Playing Through It

Get into the mind of a Platinum Pro as Brad Nelson shares his incredible Pro Tour run with you! From testing leadership to losing his mind under pressure, Brad helps you prepare to take on #SCGPROV!

“Are you going to win every match in this tournament?”

This is the question I ask every newcomer that crosses my path. This time around it was Mark Nestico. He had finally qualified for his first Pro Tour and
found a spot at our team’s dinner table. He knew he wasn’t on some of our levels and looked to be getting more nervous in the hours leading up to the

Often, the first timers at the Pro Tour are nervous and try to shake it with delusions of grandeur. They pray that wanting it more will somehow manifest
into obtaining it. They set goals to try to accomplish this, like making day two or cashing. They never just try their best and see how it goes.

This is the worst thing you can do. Every win or loss starts to come with slight expectations. Instead of just playing Magic, you start to get closer or
further from a pre-determined goal. Round after round, the pressure builds until emotion begins to dictate your decisions. You lose control.

I always ask this question to new comers to give them a sense of perspective. The goal is to look at each round individually instead of grouping them into
one big tournament. This helps to understand that a loss isn’t going to ruin their tournament.
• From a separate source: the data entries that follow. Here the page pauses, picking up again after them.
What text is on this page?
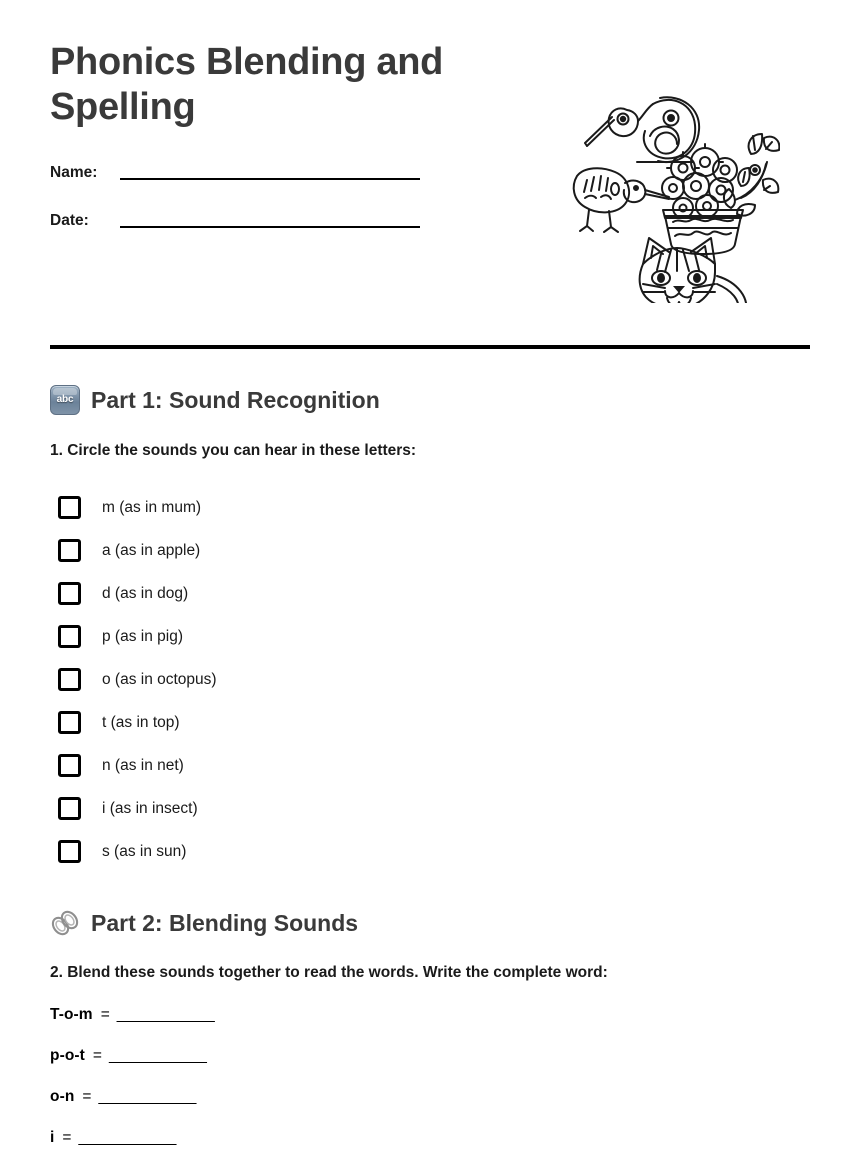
Phonics Blending and Spelling
Name:
Date:
abc Part 1: Sound Recognition
1. Circle the sounds you can hear in these letters:
m (as in mum)
a (as in apple)
d (as in dog)
p (as in pig)
o (as in octopus)
t (as in top)
n (as in net)
i (as in insect)
s (as in sun)
Part 2: Blending Sounds
2. Blend these sounds together to read the words. Write the complete word:
T-o-m = ____________
p-o-t = ____________
o-n = ____________
i = ____________
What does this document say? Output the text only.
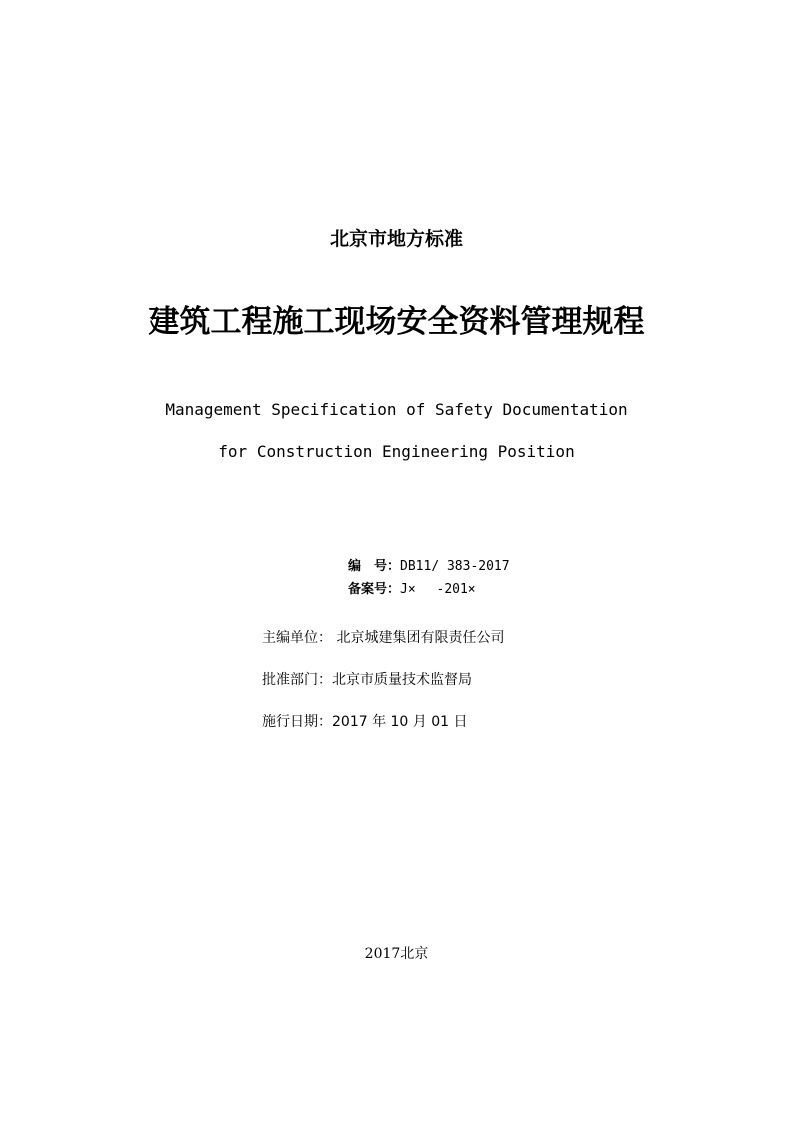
北京市地方标准
建筑工程施工现场安全资料管理规程
Management Specification of Safety Documentation
for Construction Engineering Position
编　号：DB11/ 383-2017
备案号：J×　 -201×
主编单位： 北京城建集团有限责任公司
批准部门：北京市质量技术监督局
施行日期：2017 年 10 月 01 日
2017北京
Mental stability is the most vital aspect for being successful, and it’s something that I harp relentlessly in my writing. Broken records may be more
original than my content, but that isn’t my fault. I could talk about the ideal ways to view competitive Magic all day long, but it takes each person to
truly listen to me at least once to get my message across. Being centered is more vital than just being good.

Today we are going to go over my entire thought process throughout my time in Brussels from testing to the tournament. We will go through how I came to all
of my conclusions and how just one minor misstep almost cost me my best finish in a Pro Tour since 2010. Today I put my money where my mouth is and prove
to you how important a clear mind and a full heart truly is.

For those looking for Abzan Aggro technology, you will have to wait until tomorrow. Brian Braun-Duin did most of the legwork on that deck, and he will
proudly be going over all the details about that it. I trust that he will do it justice and you won’t be disappointed.


My story started with a rag tag group of intellectual individuals. The team might have been newly formed, but the experience we had was nothing to scoff
at. Many of the members have spent years on the Pro Tour, but the constant beatings haven’t left us jaded. The fire inside us never dwindled, and we were
ready to put in the work and effort needed for success. Even the inexperienced players had something to bring to the table. They all had results to back up
their level of skill, just not as many of them. All-in-all, this team had the potential to shatter any ceiling that could be put on it, and we were ready
to work as hard as we could to see just how high it was.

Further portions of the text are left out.